ACR: Me impresionaba la exuberancia de árboles y arbustos de El Vedado, un barrio neoclásico junto al litoral habanero. Me encantaba mirar los árboles de gran porte cuyas copiosas frondas se entrelazan, lo cual me hacía recordar las palabras de Bartolomé de Las Casas (1484-1566), quien afirma en sus crónicas que la isla entera podía ser recorrida bajo la sombra del follaje. Además, algunos árboles imponentes de El Vedado, cuyas ramas todavía se entretejen sobre las calles y forman un túnel vegetal, me hacen evocar recuerdos de infancia de la poeta Dulce María Loynaz (1902-1997), cuya familia era propietaria de amplios terrenos allí, cuando esos parajes eran bosques tupidos, con pocas mansiones y algunos senderos para andar a caballo.

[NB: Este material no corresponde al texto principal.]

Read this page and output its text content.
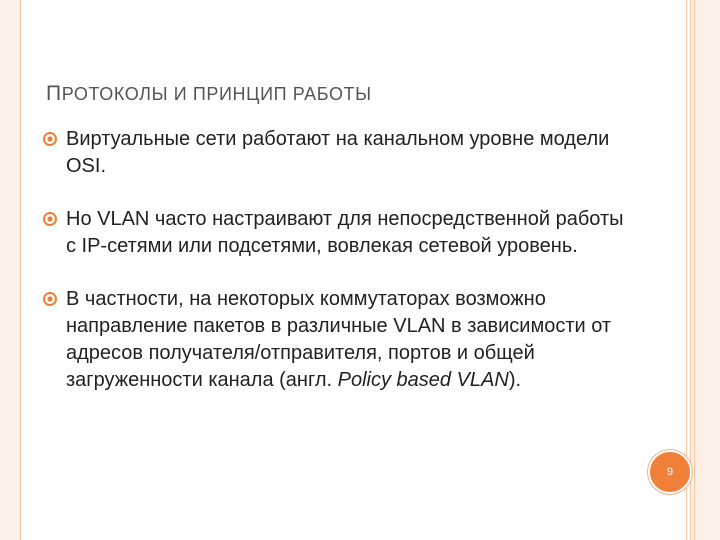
ПРОТОКОЛЫ И ПРИНЦИП РАБОТЫ
Виртуальные сети работают на канальном уровне модели OSI.
Но VLAN часто настраивают для непосредственной работы с IP-сетями или подсетями, вовлекая сетевой уровень.
В частности, на некоторых коммутаторах возможно направление пакетов в различные VLAN в зависимости от адресов получателя/отправителя, портов и общей загруженности канала (англ. Policy based VLAN).
9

F: Usted ha vivido en varias ciudades del mundo. ¿Cuál considera que cuida más sus áreas verdes, ornato público o tiene más conciencia ecológica? ¿Lima, Buenos Aires, Montevideo, Madrid, Washington D.C., Houston, etc…?

ACR: El recuerdo que conservo de cada una de esas ciudades es sobre todo el de mis caminatas cotidianas por parques y avenidas arboladas. La diferencia que he constatado no ha sido tanto entre ciudades sino más bien entre barrios: el verdor abunda en proporción con el poder adquisitivo de los vecinos. Entre más opulenta es la zona, mayores recursos se despliegan para proteger jardines y arboledas. Los grupos con holgura económica disfrutan de esos espacios diseñados casi como jardines; los de bajos ingresos son condenados al ruido, el aire tóxico, el calor y la ausencia de magnificencia vegetal. En ciudades grandes y populosas, poder vivir en medio del verdor es cada vez más una señal de clase social privilegiada.

BREVE BIOBIBLIOGRAFÍA

Armando Chávez-Rivera es miembro numerario de la Academia Norteamericana de la Lengua Española. Actualmente tiene el rango de profesor titular y director del programa de español de la Universidad de Houston-Victoria, Texas, EE. UU. Cursó el doctorado en Literatura Hispánica en la Universidad de Arizona (2011) y una maestría en la Escuela de Lexicografía Hispánica de la Real Academia Española (2016). Además del Diccionario de provincialismos de la Isla de Cuba (Transcripción, edición, estudio introductorio y notas), ha publicado Cuba per se. Cartas de la diáspora (2009), El poeta en la ciudad (2005), Rescate del tiempo (2001) y Memorias de papel (2000). Becas: UNESCO (1996), Programa Mutis y Ministerio de Educación de Argentina (2001-2003), Fundación Tinker (2010), Biblioteca Pública de Nueva York (2011), Centro Harry Ransom University of Texas en Austin/ Fundación Andrew Mellon (2012) y Centro John W. Kluge de la Biblioteca del Congreso de EE. UU. (2018-2019). La Biblioteca Nacional de España lo incluye en su catálogo con la categoría de Autoridad.